10 Feb 2025, 12:00 AM

Gifty Ayoka of CDLI speaks with two men during a discussion in a brightly lit room with plastic and metal chairs.

During February 2025 , CDLI’s Professor Cathy Holloway, Dr Richard Cave and Dr Giulia Barbareschi worked with the team from University of Ghana and Talking Tipps Africa to help collect datasets of impaired speech in two Ghanaian languages, Akan and Ga. These datasets will are being used by CDLI and University of Ghana to build automatic speech recognition (ASR) models that can help people living with impaired speech to be better understood using the languages they prefer to speak in. The ASR models will be available for the GDI-Hub funded Hackathon in Accra during May 2025, that is open to all universities in Ghana and beyond.
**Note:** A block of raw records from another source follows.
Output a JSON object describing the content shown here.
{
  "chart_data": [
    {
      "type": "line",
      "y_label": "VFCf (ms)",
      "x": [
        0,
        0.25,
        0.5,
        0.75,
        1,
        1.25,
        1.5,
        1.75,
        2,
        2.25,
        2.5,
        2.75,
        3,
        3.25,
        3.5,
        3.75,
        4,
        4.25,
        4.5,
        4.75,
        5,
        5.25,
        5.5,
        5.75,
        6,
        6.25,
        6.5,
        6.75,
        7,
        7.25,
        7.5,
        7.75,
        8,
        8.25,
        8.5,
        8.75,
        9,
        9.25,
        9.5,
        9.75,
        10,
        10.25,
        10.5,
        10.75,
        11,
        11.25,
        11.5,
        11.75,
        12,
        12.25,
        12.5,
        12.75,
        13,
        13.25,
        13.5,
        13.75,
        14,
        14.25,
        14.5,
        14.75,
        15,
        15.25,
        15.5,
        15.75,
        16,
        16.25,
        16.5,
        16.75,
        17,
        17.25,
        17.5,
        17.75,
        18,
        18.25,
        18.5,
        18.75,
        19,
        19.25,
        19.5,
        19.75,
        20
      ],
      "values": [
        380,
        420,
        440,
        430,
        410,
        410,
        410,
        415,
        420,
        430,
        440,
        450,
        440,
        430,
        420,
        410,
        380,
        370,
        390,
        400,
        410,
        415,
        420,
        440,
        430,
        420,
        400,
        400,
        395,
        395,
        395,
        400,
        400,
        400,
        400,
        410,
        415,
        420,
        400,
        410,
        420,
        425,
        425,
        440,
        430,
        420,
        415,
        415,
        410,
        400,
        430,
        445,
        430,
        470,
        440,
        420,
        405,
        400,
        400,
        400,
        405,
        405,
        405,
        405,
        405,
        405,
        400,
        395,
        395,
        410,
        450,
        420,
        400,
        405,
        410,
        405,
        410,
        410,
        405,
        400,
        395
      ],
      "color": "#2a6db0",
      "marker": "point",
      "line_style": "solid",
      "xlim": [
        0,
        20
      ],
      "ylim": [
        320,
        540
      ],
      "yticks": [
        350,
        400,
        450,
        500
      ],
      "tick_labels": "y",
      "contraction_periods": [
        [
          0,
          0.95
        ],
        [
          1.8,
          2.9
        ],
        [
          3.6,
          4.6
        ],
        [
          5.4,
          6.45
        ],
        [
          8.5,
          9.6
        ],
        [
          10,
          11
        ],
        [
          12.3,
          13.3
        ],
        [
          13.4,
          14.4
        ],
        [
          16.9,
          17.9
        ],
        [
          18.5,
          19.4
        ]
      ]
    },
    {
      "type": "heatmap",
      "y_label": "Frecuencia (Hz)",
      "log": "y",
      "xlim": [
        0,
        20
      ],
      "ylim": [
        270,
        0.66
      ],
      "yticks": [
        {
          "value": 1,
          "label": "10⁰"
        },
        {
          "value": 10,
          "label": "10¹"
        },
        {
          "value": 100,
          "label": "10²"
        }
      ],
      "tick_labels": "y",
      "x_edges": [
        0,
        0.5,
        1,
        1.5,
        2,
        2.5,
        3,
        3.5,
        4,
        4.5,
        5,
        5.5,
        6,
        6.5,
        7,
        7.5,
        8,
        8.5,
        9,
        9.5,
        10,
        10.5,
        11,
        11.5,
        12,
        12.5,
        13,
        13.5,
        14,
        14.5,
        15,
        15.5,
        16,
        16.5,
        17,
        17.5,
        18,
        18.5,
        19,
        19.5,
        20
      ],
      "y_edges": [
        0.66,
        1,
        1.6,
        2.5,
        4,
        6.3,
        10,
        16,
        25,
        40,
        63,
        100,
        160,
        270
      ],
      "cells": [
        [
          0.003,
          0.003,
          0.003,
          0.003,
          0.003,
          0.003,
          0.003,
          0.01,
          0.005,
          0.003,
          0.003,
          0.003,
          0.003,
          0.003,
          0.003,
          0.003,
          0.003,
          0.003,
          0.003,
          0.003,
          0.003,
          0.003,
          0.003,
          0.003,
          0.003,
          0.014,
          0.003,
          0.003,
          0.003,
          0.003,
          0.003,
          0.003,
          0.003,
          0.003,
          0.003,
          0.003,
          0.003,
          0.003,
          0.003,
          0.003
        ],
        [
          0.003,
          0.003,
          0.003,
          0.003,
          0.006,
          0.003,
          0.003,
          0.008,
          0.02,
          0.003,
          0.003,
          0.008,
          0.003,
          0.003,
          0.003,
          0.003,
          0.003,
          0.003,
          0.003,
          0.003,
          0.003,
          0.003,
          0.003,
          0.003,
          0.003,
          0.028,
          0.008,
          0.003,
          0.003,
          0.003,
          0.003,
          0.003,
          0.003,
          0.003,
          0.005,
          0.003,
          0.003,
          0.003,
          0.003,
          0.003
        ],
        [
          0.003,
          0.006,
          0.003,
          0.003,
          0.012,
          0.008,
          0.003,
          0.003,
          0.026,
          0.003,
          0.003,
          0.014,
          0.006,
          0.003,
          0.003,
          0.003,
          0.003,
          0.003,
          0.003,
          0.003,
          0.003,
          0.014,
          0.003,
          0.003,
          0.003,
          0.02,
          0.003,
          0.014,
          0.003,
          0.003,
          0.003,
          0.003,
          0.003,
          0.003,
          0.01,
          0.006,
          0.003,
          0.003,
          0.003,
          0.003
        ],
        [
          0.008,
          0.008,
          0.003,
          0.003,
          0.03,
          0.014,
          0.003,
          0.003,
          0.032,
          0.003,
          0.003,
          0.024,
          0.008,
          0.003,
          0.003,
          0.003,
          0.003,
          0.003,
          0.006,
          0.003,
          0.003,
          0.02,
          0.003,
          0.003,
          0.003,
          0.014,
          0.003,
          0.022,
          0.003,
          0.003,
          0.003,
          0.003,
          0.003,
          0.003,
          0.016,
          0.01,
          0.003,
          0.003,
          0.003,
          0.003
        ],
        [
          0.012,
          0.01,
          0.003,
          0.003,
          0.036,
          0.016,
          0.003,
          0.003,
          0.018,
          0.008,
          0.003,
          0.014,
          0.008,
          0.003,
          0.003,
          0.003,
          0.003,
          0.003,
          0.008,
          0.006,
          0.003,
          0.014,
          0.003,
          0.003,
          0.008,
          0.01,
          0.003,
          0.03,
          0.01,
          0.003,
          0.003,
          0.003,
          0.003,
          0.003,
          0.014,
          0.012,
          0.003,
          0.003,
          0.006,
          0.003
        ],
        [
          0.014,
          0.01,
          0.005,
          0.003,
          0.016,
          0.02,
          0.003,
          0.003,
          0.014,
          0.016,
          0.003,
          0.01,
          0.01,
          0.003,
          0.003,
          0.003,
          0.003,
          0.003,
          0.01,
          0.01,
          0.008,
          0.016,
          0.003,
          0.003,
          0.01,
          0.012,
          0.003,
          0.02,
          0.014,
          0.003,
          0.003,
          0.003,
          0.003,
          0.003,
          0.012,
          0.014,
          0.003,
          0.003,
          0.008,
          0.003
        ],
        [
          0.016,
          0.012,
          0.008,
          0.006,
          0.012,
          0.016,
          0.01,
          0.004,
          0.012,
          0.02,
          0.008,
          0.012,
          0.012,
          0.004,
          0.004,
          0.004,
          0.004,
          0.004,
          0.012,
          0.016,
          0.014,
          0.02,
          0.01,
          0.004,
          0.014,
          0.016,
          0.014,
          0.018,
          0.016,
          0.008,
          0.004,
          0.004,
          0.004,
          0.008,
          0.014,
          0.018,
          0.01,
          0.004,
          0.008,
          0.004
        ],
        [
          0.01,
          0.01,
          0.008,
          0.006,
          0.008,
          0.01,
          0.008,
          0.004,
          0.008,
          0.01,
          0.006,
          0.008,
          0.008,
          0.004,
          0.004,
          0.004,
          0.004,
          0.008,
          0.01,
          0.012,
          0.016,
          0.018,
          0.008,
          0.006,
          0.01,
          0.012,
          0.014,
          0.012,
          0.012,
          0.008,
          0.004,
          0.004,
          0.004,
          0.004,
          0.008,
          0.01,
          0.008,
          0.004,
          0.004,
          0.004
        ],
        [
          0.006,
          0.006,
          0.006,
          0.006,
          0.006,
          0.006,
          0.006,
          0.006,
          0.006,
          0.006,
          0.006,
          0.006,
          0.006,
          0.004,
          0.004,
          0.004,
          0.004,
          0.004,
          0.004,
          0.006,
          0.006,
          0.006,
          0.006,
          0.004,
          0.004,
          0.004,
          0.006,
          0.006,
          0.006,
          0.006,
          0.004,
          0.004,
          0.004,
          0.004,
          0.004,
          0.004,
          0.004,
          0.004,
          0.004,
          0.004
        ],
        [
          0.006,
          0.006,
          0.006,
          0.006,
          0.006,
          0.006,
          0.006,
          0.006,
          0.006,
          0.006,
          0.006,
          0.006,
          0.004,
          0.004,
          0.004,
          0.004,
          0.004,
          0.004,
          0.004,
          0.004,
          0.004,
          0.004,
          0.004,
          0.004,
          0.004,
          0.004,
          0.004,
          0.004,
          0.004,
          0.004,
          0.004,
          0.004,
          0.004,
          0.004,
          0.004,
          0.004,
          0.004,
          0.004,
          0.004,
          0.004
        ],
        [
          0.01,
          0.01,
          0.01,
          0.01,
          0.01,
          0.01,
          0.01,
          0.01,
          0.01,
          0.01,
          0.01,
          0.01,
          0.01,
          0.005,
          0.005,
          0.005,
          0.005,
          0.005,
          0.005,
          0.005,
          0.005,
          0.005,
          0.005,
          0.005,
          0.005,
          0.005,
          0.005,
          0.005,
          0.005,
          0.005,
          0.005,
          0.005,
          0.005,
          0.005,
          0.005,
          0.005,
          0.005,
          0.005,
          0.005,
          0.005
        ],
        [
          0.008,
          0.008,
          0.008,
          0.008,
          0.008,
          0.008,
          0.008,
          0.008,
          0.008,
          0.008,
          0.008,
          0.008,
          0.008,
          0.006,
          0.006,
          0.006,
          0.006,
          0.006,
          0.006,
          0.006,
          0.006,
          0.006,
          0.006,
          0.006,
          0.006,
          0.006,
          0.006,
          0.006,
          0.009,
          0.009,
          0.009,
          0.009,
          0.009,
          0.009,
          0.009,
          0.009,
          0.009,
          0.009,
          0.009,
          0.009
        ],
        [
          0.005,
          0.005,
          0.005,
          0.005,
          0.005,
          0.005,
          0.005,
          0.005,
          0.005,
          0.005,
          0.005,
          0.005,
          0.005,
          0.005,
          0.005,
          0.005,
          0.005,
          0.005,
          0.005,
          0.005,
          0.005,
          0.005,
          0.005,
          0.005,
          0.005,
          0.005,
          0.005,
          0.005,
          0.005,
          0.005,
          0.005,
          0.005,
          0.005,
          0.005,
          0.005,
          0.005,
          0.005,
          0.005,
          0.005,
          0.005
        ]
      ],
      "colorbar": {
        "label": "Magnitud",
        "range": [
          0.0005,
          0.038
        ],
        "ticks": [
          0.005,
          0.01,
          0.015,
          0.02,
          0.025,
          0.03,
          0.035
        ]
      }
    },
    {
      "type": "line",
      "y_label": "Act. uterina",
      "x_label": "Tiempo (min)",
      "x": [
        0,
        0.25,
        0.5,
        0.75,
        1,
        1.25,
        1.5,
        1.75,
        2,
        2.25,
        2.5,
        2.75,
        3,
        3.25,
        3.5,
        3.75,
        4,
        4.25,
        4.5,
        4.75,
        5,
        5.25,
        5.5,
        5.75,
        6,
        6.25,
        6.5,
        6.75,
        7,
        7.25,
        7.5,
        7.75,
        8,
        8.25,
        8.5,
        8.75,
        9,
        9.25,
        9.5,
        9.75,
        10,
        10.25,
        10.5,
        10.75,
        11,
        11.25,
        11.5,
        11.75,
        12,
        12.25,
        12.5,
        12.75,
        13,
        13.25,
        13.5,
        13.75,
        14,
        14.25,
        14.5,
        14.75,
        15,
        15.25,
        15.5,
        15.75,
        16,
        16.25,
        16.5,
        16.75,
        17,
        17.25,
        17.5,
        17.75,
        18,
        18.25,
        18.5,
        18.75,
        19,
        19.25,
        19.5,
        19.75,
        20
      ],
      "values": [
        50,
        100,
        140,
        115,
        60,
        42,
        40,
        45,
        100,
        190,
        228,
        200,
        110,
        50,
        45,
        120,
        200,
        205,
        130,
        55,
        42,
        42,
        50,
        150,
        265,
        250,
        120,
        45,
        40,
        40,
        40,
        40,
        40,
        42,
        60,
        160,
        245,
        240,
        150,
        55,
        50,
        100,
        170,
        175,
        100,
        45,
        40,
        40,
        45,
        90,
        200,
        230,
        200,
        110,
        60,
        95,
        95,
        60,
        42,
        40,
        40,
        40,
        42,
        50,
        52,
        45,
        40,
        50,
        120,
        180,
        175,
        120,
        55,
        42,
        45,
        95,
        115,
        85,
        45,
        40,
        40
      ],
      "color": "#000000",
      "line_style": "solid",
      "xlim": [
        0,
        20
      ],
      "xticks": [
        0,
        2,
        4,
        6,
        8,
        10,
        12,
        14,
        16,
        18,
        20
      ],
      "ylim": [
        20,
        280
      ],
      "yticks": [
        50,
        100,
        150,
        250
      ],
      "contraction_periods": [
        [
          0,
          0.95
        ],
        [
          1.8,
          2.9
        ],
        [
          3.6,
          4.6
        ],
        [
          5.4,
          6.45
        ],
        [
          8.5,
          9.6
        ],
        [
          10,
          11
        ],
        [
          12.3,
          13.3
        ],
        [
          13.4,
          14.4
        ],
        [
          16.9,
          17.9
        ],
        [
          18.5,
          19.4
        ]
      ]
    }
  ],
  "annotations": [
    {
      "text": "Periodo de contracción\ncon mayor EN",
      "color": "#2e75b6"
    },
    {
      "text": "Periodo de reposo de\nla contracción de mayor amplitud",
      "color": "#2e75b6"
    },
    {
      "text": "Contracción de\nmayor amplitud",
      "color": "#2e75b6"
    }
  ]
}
The teams will ideate and develop functional solutions for everyday communication for people with impaired speech using this AI-driven technology.

“AI-driven inclusive communication technologies are essential in ensuring AI is accessible to all”

Richard Cave PhD 

CDLI is building these open-source tools on top of the learnings from Google’s work on non-standard speech and GDI Hub’s UK aid-funded AT2030 Programme, which first investigated how this technology could be used by Africans and beyond the English language. CDLI is ensuring this technology is available to those who would most benefit: non-English-speaking populations in African countries, who often have the least access to traditional assistive tech and speech and language therapy. 

Why does this matter? 

Millions of non-English-speaking people in Africa lack access to traditional assistive technology and speech therapy. This initiative will bridge that gap by:
1. Developing inclusive solutions for people with communication difficulties
2. Expanding data collection of non-standard speech across native African languages (with support from Google.org)
3. Creating open-source datasets & knowledge banks to empower local innovators to develop speech tech for their own communities.

This is a critical step toward inclusive AI—ensuring everyone benefits and no one is left behind.